Just like the S&L crisis which brought us appraiser licensing and the USPAP, appraisers seem to always end up being on the wrong side of these issues.
As we know the biggest mortgage investor since the meltdown has been Fannie Mae. And since she and brother Freddie built UMDP with the MISMO platform we’ve seen some of these changes first hand. Categorical condition ratings, standardized language… round pegs in round holes effectively commoditizing and homogenizing real estate. Everything now is the same and if you waver from that you better write a novel why.
Last year Fannie made it well known that they were using their now massive database, thanks to UMDP and MISMO, to check comps. Then it was condition ratings… don’t waver from one report to the other or you might get an email.
This year they clearly stated that adjustments were now in their sights so you better have something to back up those adjustments and not just a 20 year old spreadsheet of component adjustments. Last week came the mother lode of potentially bad news for appraisers. Fannie is now giving access to their internal review tool called Collateral Underwriter to anyone who sells to them including AMC’s. This all gets turned on in January 2015. Now more scrutiny on the back end of the workflow. Submit your appraisals and cross your fingers and toes you don’t get a revision…. oh and yes, they in fact do have two lists – a “do not use” and “100% audit”. Nobody seems to want to say how you end up on these but they exist and they are active.
Careful examination of the Collateral Underwriter platform reveals a couple things. It will thoroughly review your appraisal comparing your appraisal to others, which realistically shouldn’t be a big deal since we have the round peg and round hole system in place. But the significant issue are those pesky adjustments.

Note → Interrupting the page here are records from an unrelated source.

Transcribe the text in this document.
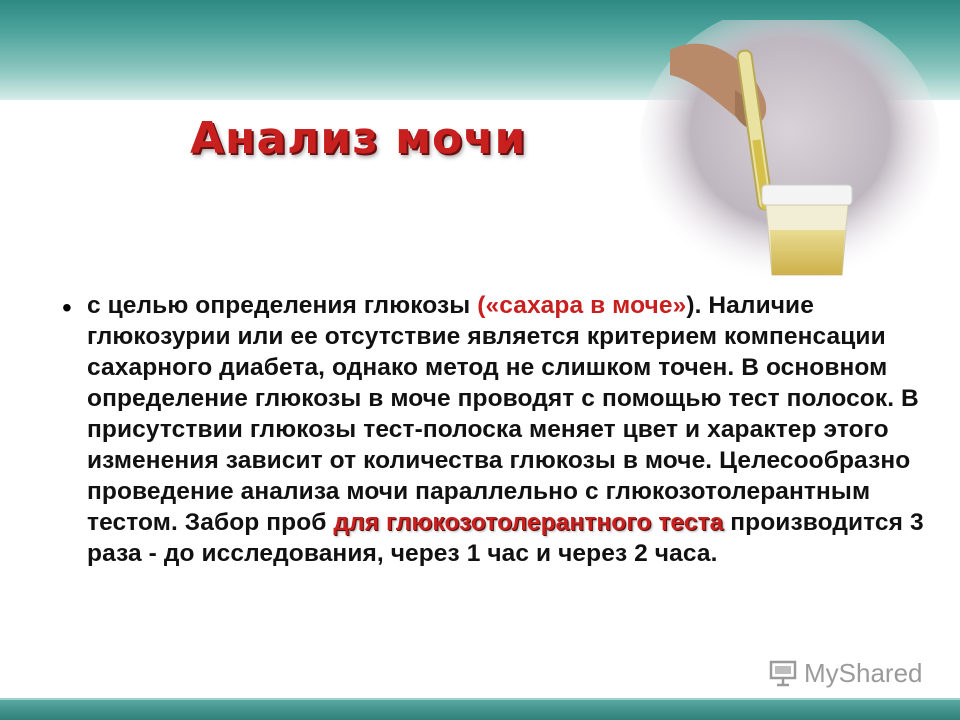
Анализ мочи
• с целью определения глюкозы («сахара в моче»). Наличие глюкозурии или ее отсутствие является критерием компенсации сахарного диабета, однако метод не слишком точен. В основном определение глюкозы в моче проводят с помощью тест полосок. В присутствии глюкозы тест-полоска меняет цвет и характер этого изменения зависит от количества глюкозы в моче. Целесообразно проведение анализа мочи параллельно с глюкозотолерантным тестом. Забор проб для глюкозотолерантного теста производится 3 раза - до исследования, через 1 час и через 2 часа.

MyShared
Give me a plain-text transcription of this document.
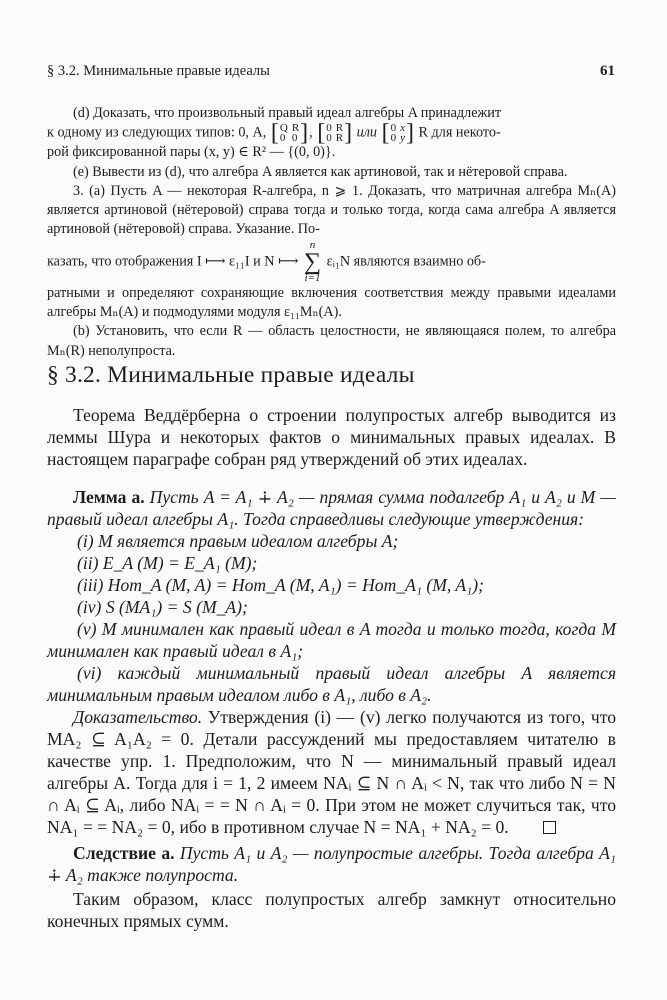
§ 3.2. Минимальные правые идеалы	61

(d) Доказать, что произвольный правый идеал алгебры A принадлежит

к одному из следующих типов: 0, A, [ Q R
0 0 ] , [ 0 R
0 R ] или [ 0 x
0 y ] R для некото-

рой фиксированной пары (x, y) ∈ R² — {(0, 0)}.

(e) Вывести из (d), что алгебра A является как артиновой, так и нётеровой справа.

3. (a) Пусть A — некоторая R-алгебра, n ⩾ 1. Доказать, что матричная алгебра Mₙ(A) является артиновой (нётеровой) справа тогда и только тогда, когда сама алгебра A является артиновой (нётеровой) справа. Указание. По-

казать, что отображения I ⟼ ε₁₁I и N ⟼
n
∑
i=1
εᵢ₁N являются взаимно об-

ратными и определяют сохраняющие включения соответствия между правыми идеалами алгебры Mₙ(A) и подмодулями модуля ε₁₁Mₙ(A).

(b) Установить, что если R — область целостности, не являющаяся полем, то алгебра Mₙ(R) неполупроста.

§ 3.2. Минимальные правые идеалы

Теорема Веддёрберна о строении полупростых алгебр выводится из леммы Шура и некоторых фактов о минимальных правых идеалах. В настоящем параграфе собран ряд утверждений об этих идеалах.

Лемма а. Пусть A = A₁ ∔ A₂ — прямая сумма подалгебр A₁ и A₂ и M — правый идеал алгебры A₁. Тогда справедливы следующие утверждения:

(i) M является правым идеалом алгебры A;
(ii) E_A (M) = E_A₁ (M);
(iii) Hom_A (M, A) = Hom_A (M, A₁) = Hom_A₁ (M, A₁);
(iv) S (MA₁) = S (M_A);

(v) M минимален как правый идеал в A тогда и только тогда, когда M минимален как правый идеал в A₁;

(vi) каждый минимальный правый идеал алгебры A является минимальным правым идеалом либо в A₁, либо в A₂.

Доказательство. Утверждения (i) — (v) легко получаются из того, что MA₂ ⊆ A₁A₂ = 0. Детали рассуждений мы предоставляем читателю в качестве упр. 1. Предположим, что N — минимальный правый идеал алгебры A. Тогда для i = 1, 2 имеем NAᵢ ⊆ N ∩ Aᵢ < N, так что либо N = N ∩ Aᵢ ⊆ Aᵢ, либо NAᵢ = = N ∩ Aᵢ = 0. При этом не может случиться так, что NA₁ = = NA₂ = 0, ибо в противном случае N = NA₁ + NA₂ = 0.

Следствие а. Пусть A₁ и A₂ — полупростые алгебры. Тогда алгебра A₁ ∔ A₂ также полупроста.

Таким образом, класс полупростых алгебр замкнут относительно конечных прямых сумм.
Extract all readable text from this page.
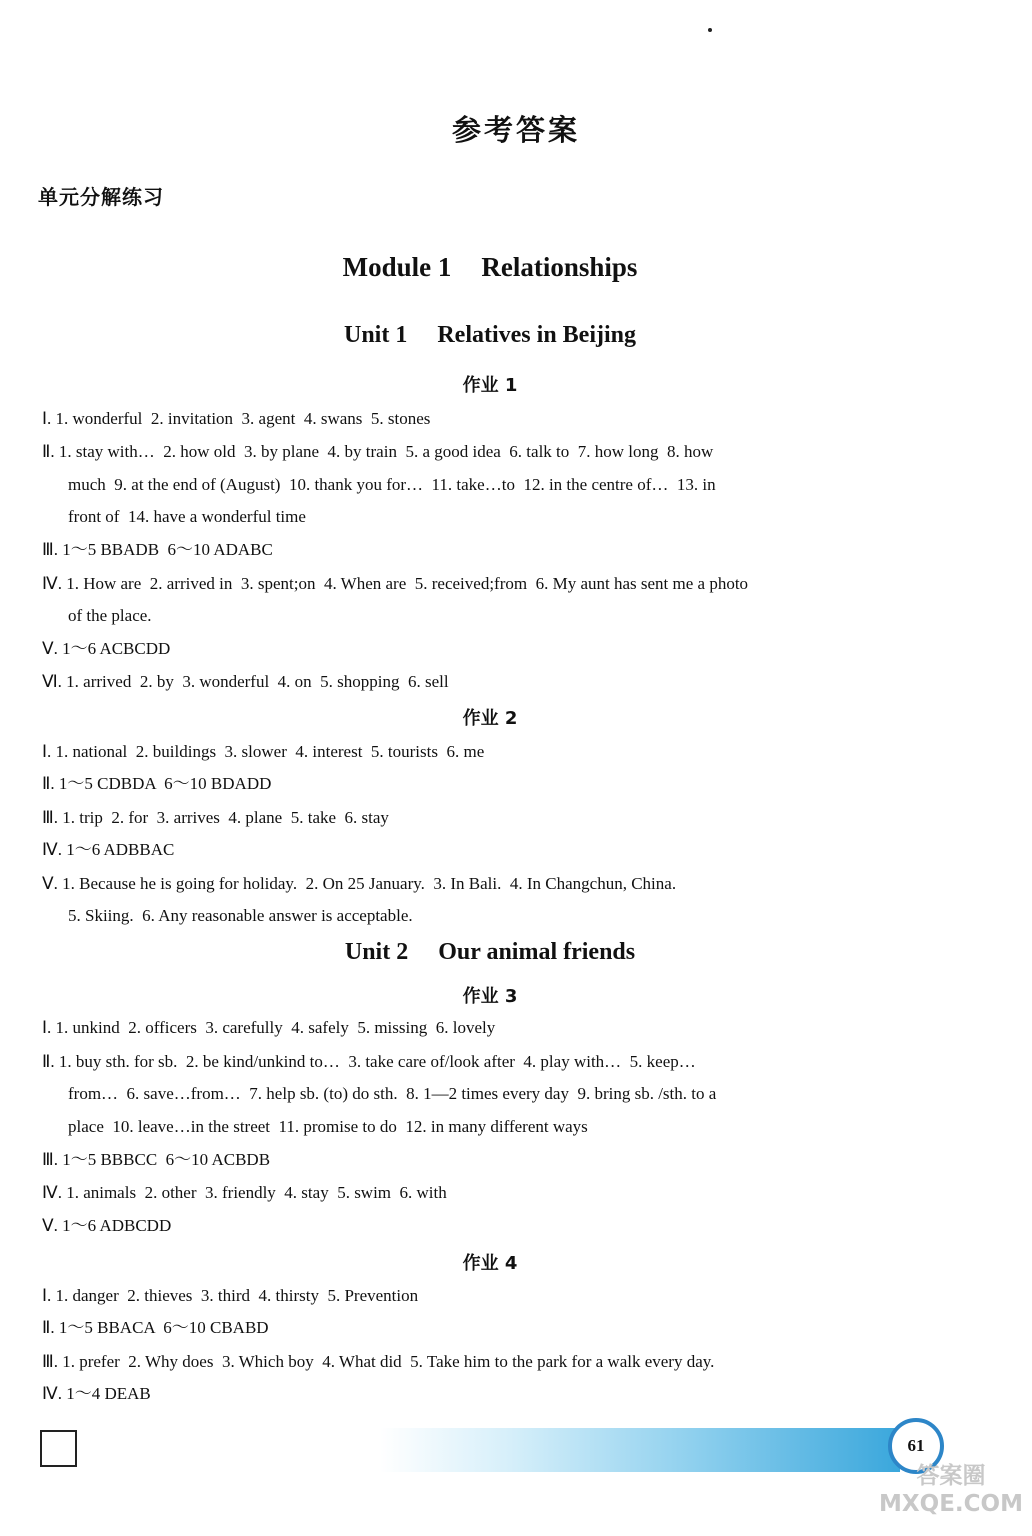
参考答案
单元分解练习
Module 1 Relationships
Unit 1 Relatives in Beijing
作业 1
Ⅰ. 1. wonderful  2. invitation  3. agent  4. swans  5. stones
Ⅱ. 1. stay with…  2. how old  3. by plane  4. by train  5. a good idea  6. talk to  7. how long  8. how
much  9. at the end of (August)  10. thank you for…  11. take…to  12. in the centre of…  13. in
front of  14. have a wonderful time
Ⅲ. 1～5 BBADB  6～10 ADABC
Ⅳ. 1. How are  2. arrived in  3. spent;on  4. When are  5. received;from  6. My aunt has sent me a photo
of the place.
Ⅴ. 1～6 ACBCDD
Ⅵ. 1. arrived  2. by  3. wonderful  4. on  5. shopping  6. sell
作业 2
Ⅰ. 1. national  2. buildings  3. slower  4. interest  5. tourists  6. me
Ⅱ. 1～5 CDBDA  6～10 BDADD
Ⅲ. 1. trip  2. for  3. arrives  4. plane  5. take  6. stay
Ⅳ. 1～6 ADBBAC
Ⅴ. 1. Because he is going for holiday.  2. On 25 January.  3. In Bali.  4. In Changchun, China.
5. Skiing.  6. Any reasonable answer is acceptable.
Unit 2 Our animal friends
作业 3
Ⅰ. 1. unkind  2. officers  3. carefully  4. safely  5. missing  6. lovely
Ⅱ. 1. buy sth. for sb.  2. be kind/unkind to…  3. take care of/look after  4. play with…  5. keep…
from…  6. save…from…  7. help sb. (to) do sth.  8. 1—2 times every day  9. bring sb. /sth. to a
place  10. leave…in the street  11. promise to do  12. in many different ways
Ⅲ. 1～5 BBBCC  6～10 ACBDB
Ⅳ. 1. animals  2. other  3. friendly  4. stay  5. swim  6. with
Ⅴ. 1～6 ADBCDD
作业 4
Ⅰ. 1. danger  2. thieves  3. third  4. thirsty  5. Prevention
Ⅱ. 1～5 BBACA  6～10 CBABD
Ⅲ. 1. prefer  2. Why does  3. Which boy  4. What did  5. Take him to the park for a walk every day.
Ⅳ. 1～4 DEAB
61
答案圈
MXQE.COM
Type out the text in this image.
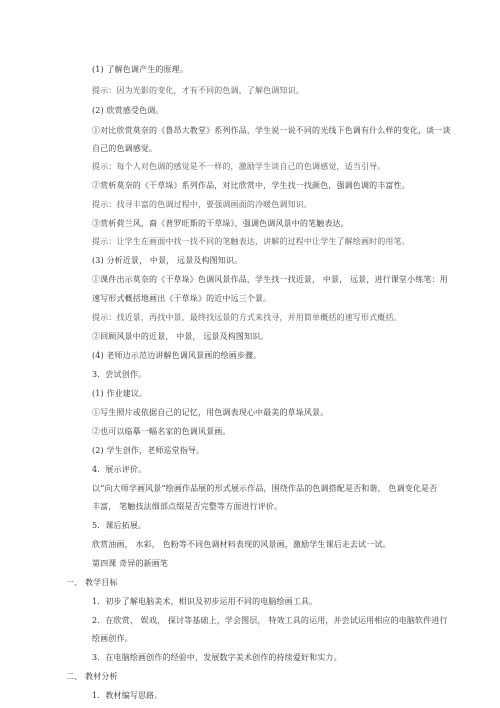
(1) 了解色调产生的原理。
提示：因为光影的变化，才有不同的色调，了解色调知识。
(2) 欣赏感受色调。
①对比欣赏莫奈的《鲁昂大教堂》系列作品，学生说一说不同的光线下色调有什么样的变化，谈一谈
自己的色调感觉。
提示：每个人对色调的感觉是不一样的，激励学生谈自己的色调感觉，适当引导。
②赏析莫奈的《干草垛》系列作品，对比欣赏中，学生找一找颜色，强调色调的丰富性。
提示：找寻丰富的色调过程中，要强调画面的冷暖色调知识。
③赏析荷兰风，裔《普罗旺斯的干草垛》，强调色调风景中的笔触表达。
提示：让学生在画面中找一找不同的笔触表达，讲解的过程中让学生了解绘画时的用笔。
(3) 分析近景， 中景， 远景及构图知识。
①课件出示莫奈的《干草垛》色调风景作品，学生找一找近景， 中景， 远景，进行课堂小练笔：用
速写形式概括地画出《干草垛》的近中远三个景。
提示：找近景，再找中景，最终找远景的方式来找寻，并用简单概括的速写形式概括。
②回顾风景中的近景， 中景， 远景及构图知识。
(4) 老师边示范边讲解色调风景画的绘画步骤。
3．尝试创作。
(1) 作业建议。
①写生照片或依据自己的记忆，用色调表现心中最美的草垛风景。
②也可以临摹一幅名家的色调风景画。
(2) 学生创作，老师巡堂指导。
4．展示评价。
以“向大师学画风景”绘画作品展的形式展示作品，围绕作品的色调搭配是否和谐， 色调变化是否
丰富， 笔触技法细部点缀是否完整等方面进行评价。
5．课后拓展。
欣赏油画， 水彩， 色粉等不同色调材料表现的风景画，激励学生课后走去试一试。
第四课 奇异的新画笔
一、 教学目标
1．初步了解电脑美术，相识及初步运用不同的电脑绘画工具。
2．在欣赏， 娱戏， 探讨等基础上，学会图层， 特效工具的运用，并尝试运用相应的电脑软件进行
绘画创作。
3．在电脑绘画创作的经验中，发展数字美术创作的持续爱好和实力。
二、 教材分析
1．教材编写思路。
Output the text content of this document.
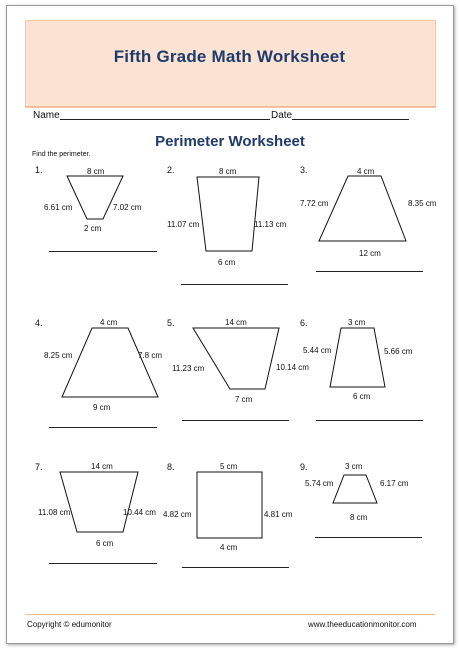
Fifth Grade Math Worksheet
Name	Date
Perimeter Worksheet
Find the perimeter.
1.	8 cm
6.61 cm	7.02 cm
2 cm
2.	8 cm
11.07 cm	11.13 cm
6 cm
3.	4 cm
7.72 cm	8.35 cm
12 cm
4.	4 cm
8.25 cm	7.8 cm
9 cm
5.	14 cm
11.23 cm	10.14 cm
7 cm
6.	3 cm
5.44 cm	5.66 cm
6 cm
7.	14 cm
11.08 cm	10.44 cm
6 cm
8.	5 cm
4.82 cm	4.81 cm
4 cm
9.	3 cm
5.74 cm	6.17 cm
8 cm
Copyright © edumonitor	www.theeducationmonitor.com
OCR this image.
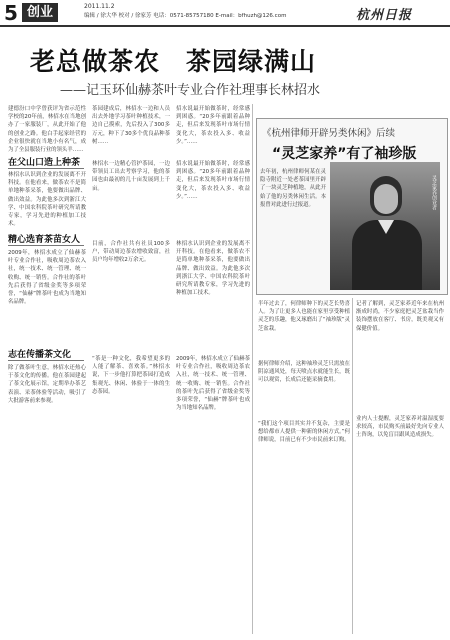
5 创业	2011.11.2
编辑 / 徐大华 校对 / 徐家芳 电话：0571-85757180 E-mail：bfhuzh@126.com	杭州日报
老总做茶农　茶园绿满山
——记玉环仙赫茶叶专业合作社理事长林招水
建德汾口中学曾获评为省示范性学校的20年前，林招水在当地创办了一家服装厂，从此开始了他的创业之路。他白手起家经营的企业很快就在当地小有名气，成为了全县服装行业的领头羊……
茶园建成后，林招水一边和人员出去外地学习茶叶种植技术，一边自己摸索，先后投入了300多万元，种下了30多个优良品种茶树……
招水说最开始做茶时，经常感到困惑。“20多年前跟着品种走，但后来发现茶叶市场行情变化大，茶农投入多、收益少。”……
在父山口造上种茶
林招水认识到企业的发展离不开科技。在他看来，做茶农不是简单地种茶采茶，他要做出品牌、做出效益。为此他多次到浙江大学、中国农科院茶叶研究所请教专家，学习先进的种植加工技术。
林招水一边精心管护茶园，一边带领员工出去考察学习，他的茶园也由最初的几十亩发展到上千亩。
招水说最开始做茶时，经常感到困惑。“20多年前跟着品种走，但后来发现茶叶市场行情变化大，茶农投入多、收益少。”……
精心选育茶苗女人
2009年，林招水成立了仙赫茶叶专业合作社，吸收周边茶农入社，统一技术、统一管理、统一收购、统一销售。合作社的茶叶先后获得了省级金奖等多项荣誉，“仙赫”牌茶叶也成为当地知名品牌。
目前，合作社共有社员100多户，带动周边茶农增收致富，社员户均年增收2万余元。
林招水认识到企业的发展离不开科技。在他看来，做茶农不是简单地种茶采茶，他要做出品牌、做出效益。为此他多次到浙江大学、中国农科院茶叶研究所请教专家，学习先进的种植加工技术。
志在传播茶文化
除了做茶叶生意，林招水还热心于茶文化的传播。他在茶园建起了茶文化展示馆，定期举办茶艺表演、采茶体验等活动，吸引了大批游客前来参观。
“茶是一种文化，我希望更多的人能了解茶、喜欢茶。”林招水说，下一步他打算把茶园打造成集观光、休闲、体验于一体的生态茶园。
2009年，林招水成立了仙赫茶叶专业合作社，吸收周边茶农入社，统一技术、统一管理、统一收购、统一销售。合作社的茶叶先后获得了省级金奖等多项荣誉，“仙赫”牌茶叶也成为当地知名品牌。
《杭州律师开辟另类休闲》后续
“灵芝家养”有了袖珍版
灵芝家养创业者
去年初，杭州律师何某在灵隐寺附近一处老茶园里开辟了一块灵芝种植地，从此开始了他的另类休闲生活。本报曾对此进行过报道。
半年过去了，何律师种下的灵芝长势喜人。为了让更多人也能在家里享受种植灵芝的乐趣，他又琢磨出了“袖珍版”灵芝盆栽。
据何律师介绍，这种袖珍灵芝只需放在阴凉通风处，每天喷点水就能生长，既可以观赏，长成后还能采摘食用。
“我们这个项目其实并不复杂，主要是想给都市人提供一种新的休闲方式。”何律师说，目前已有不少市民前来订购。
记者了解到，灵芝家养近年来在杭州渐成时尚，不少家庭把灵芝盆栽当作装饰摆放在客厅、书房，既美观又有保健价值。
业内人士提醒，灵芝家养对温湿度要求较高，市民购买前最好先向专业人士咨询，以免盲目跟风造成损失。
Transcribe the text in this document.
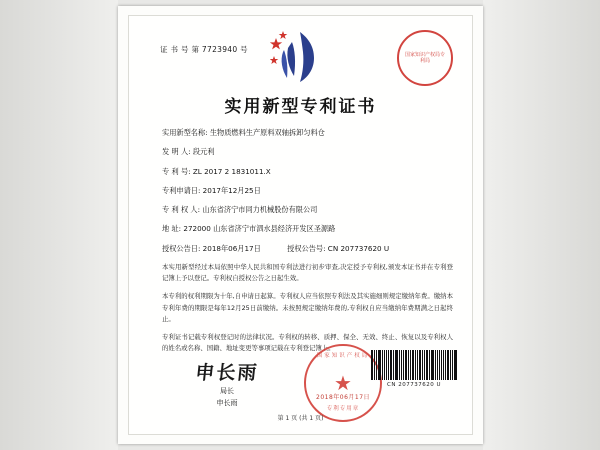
证 书 号 第 7723940 号
国家知识产权局专利局
实用新型专利证书
实用新型名称: 生物质燃料生产原料双轴拆卸匀料仓
发 明 人: 段元利
专 利 号: ZL 2017 2 1831011.X
专利申请日: 2017年12月25日
专 利 权 人: 山东省济宁市同力机械股份有限公司
地 址: 272000 山东省济宁市泗水县经济开发区圣源路
授权公告日: 2018年06月17日	授权公告号: CN 207737620 U

本实用新型经过本局依照中华人民共和国专利法进行初步审查,决定授予专利权,颁发本证书并在专利登记簿上予以登记。专利权自授权公告之日起生效。

本专利的权利期限为十年,自申请日起算。专利权人应当依照专利法及其实施细则规定缴纳年费。缴纳本专利年费的期限是每年12月25日前缴纳。未按照规定缴纳年费的,专利权自应当缴纳年费期满之日起终止。

专利证书记载专利权登记时的法律状况。专利权的转移、质押、保全、无效、终止、恢复以及专利权人的姓名或名称、国籍、地址变更等事项记载在专利登记簿上。

申长雨
局长
申长雨
国家知识产权局
★
专利专用章
2018年06月17日
CN 207737620 U
第 1 页 (共 1 页)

Core Logic published an article in October titled “Channeling Deep Blue Versus Garry Kasparov in Home Valuations – It’s time to standardize how real estate appraisers make their adjustments.” Uh oh.
This is where the concept of appraiser independence gets blurry. On one end of the field you have an 800 lb gorilla, teamed with the loan originator getting assistance with big data analytics to back them up… and on the other end of the field is the appraiser. Guidance? USPAP and often times contradictory Fannie and Underwriting guidance.
Doesn’t seem very fair now does it?
Appraisers need the tools necessary to fight that unfair advantage on the other end of the field and be proactive instead of reactive through no fault of their own.
Big data analytics are available and it’s clearly time to fight fire with fire. Big data is here to stay and it’s become obvious that Fannie embraces it so let’s embrace it right back.